Quando regressei a Portugal em 2014, em plena celebração dos 40 anos do 25 de Abril, aprendi três coisas bastante úteis. Primeiro, que o problema da habitação é tão complexo que as pessoas, sozinhas, não o conseguem resolver. Segundo, que para o resolver não nos podemos juntar só aos nossos pares ou camaradas (tentaremos ter razão, mas não conseguiremos ter impacto). Terceiro, que, se queremos que as coisas mudem, teremos de arregaçar as mangas e enfrentar os problemas concretos que a teimosa realidade nos devolve assim que tentamos implementar ideias que não funcionam. Para constatar que o wishful thinking não funciona, temos apenas de olhar para o que aconteceu desde 2015 em Espanha – onde grande parte dos activistas eleitos durou apenas um mandato – e em Portugal – onde a catrefada de programas públicos lançada pelo Governo desde 2017 me faz às vezes pensar que se está a legislar para outro país.

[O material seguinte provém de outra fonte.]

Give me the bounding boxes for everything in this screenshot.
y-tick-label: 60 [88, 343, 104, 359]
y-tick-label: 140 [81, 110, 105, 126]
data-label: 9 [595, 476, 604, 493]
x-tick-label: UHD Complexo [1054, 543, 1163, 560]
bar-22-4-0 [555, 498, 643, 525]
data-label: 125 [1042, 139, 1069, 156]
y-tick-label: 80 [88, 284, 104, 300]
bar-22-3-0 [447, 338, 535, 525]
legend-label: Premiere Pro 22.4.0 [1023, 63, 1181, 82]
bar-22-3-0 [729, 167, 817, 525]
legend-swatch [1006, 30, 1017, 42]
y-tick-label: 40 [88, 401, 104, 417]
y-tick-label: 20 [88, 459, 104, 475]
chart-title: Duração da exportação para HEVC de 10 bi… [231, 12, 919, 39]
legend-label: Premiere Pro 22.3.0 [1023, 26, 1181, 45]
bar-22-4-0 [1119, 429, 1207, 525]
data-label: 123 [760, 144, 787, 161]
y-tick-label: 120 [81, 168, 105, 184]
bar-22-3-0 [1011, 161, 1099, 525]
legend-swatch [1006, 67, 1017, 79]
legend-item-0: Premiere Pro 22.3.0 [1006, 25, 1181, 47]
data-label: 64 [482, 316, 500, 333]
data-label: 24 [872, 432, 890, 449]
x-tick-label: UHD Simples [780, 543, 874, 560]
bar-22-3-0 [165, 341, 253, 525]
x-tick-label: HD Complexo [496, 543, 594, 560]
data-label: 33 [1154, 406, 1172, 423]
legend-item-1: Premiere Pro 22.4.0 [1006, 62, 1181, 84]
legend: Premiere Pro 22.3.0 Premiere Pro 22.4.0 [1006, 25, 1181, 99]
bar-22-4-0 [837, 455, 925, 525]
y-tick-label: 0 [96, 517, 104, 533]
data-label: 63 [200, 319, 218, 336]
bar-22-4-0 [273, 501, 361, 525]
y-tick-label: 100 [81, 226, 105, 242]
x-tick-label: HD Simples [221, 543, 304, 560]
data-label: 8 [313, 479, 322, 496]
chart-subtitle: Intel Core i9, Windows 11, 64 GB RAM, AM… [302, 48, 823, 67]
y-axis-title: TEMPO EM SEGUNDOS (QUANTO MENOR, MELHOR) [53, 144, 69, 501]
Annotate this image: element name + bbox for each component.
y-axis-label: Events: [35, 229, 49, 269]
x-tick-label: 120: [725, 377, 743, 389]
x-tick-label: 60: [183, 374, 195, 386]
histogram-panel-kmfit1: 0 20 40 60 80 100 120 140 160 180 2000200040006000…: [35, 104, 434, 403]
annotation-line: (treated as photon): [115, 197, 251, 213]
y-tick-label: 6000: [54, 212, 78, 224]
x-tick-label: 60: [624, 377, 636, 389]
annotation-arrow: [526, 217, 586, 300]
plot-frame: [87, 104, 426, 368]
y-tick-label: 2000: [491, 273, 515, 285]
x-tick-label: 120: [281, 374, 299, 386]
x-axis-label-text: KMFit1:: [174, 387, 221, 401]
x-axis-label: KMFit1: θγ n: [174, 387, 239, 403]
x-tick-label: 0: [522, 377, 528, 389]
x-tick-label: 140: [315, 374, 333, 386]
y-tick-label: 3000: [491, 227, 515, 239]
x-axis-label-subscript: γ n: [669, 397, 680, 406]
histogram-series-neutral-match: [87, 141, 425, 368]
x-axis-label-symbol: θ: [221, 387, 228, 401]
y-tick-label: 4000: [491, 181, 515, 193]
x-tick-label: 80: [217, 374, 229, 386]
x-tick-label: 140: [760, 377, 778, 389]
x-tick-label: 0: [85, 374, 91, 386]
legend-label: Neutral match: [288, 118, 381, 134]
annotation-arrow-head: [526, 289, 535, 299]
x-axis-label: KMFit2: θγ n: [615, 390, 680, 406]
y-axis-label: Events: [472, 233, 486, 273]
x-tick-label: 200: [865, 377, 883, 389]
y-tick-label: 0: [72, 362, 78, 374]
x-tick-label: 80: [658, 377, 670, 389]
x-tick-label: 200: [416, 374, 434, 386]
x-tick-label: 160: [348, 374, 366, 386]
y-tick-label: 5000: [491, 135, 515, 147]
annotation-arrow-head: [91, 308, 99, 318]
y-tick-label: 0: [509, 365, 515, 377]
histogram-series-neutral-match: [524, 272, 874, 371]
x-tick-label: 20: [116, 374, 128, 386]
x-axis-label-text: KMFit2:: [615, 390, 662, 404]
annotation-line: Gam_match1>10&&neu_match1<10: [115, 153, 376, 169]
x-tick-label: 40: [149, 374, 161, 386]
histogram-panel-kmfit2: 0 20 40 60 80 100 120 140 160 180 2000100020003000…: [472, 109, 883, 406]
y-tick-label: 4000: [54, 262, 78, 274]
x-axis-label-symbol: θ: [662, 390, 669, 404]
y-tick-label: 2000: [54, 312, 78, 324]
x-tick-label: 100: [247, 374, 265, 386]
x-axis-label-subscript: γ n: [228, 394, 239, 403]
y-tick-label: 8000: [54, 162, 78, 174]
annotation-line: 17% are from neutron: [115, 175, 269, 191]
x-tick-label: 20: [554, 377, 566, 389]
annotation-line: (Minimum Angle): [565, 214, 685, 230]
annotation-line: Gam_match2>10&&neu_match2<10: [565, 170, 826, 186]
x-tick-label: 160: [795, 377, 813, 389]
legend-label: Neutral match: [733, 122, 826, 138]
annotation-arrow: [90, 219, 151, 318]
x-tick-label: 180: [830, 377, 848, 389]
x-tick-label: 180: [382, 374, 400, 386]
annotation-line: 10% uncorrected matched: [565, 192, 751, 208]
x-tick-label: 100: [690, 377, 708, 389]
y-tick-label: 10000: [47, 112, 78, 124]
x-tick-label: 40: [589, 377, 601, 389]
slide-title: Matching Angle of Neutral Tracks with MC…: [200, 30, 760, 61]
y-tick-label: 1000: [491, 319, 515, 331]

Nas últimas semanas, tenho dado por mim a pôr, lado a lado, a queda da Lehman Brothers e a pandemia da covid-19. Duas sensações assaltam a minha cabeça: que nesta década passaram 30 anos e que a Europa dá agora a si própria uma segunda oportunidade. Apesar de tudo, não é o mesmo ir de bazuca na mão do que de corda ao pescoço. Contudo, também não quero levar tão a sério como o primeiro-ministro o velho ditado que nos recomenda a deixar o pessimismo para tempos melhores. Se queremos resolver os problemas habitacionais do país no 50.º aniversário do 25 de Abril –esqueçam lá isso, missão impossível – temos duas tarefas pela frente. Para ser mesmo quem mais ordena, o povo tem de ser capaz de usar o poder público. Para recuperar a confiança perdida, o poder público tem de ser mais mediador do que fiscalizador. É isto que pedíamos há dez anos nas praças. Na próxima crise, pode ser tarde demais.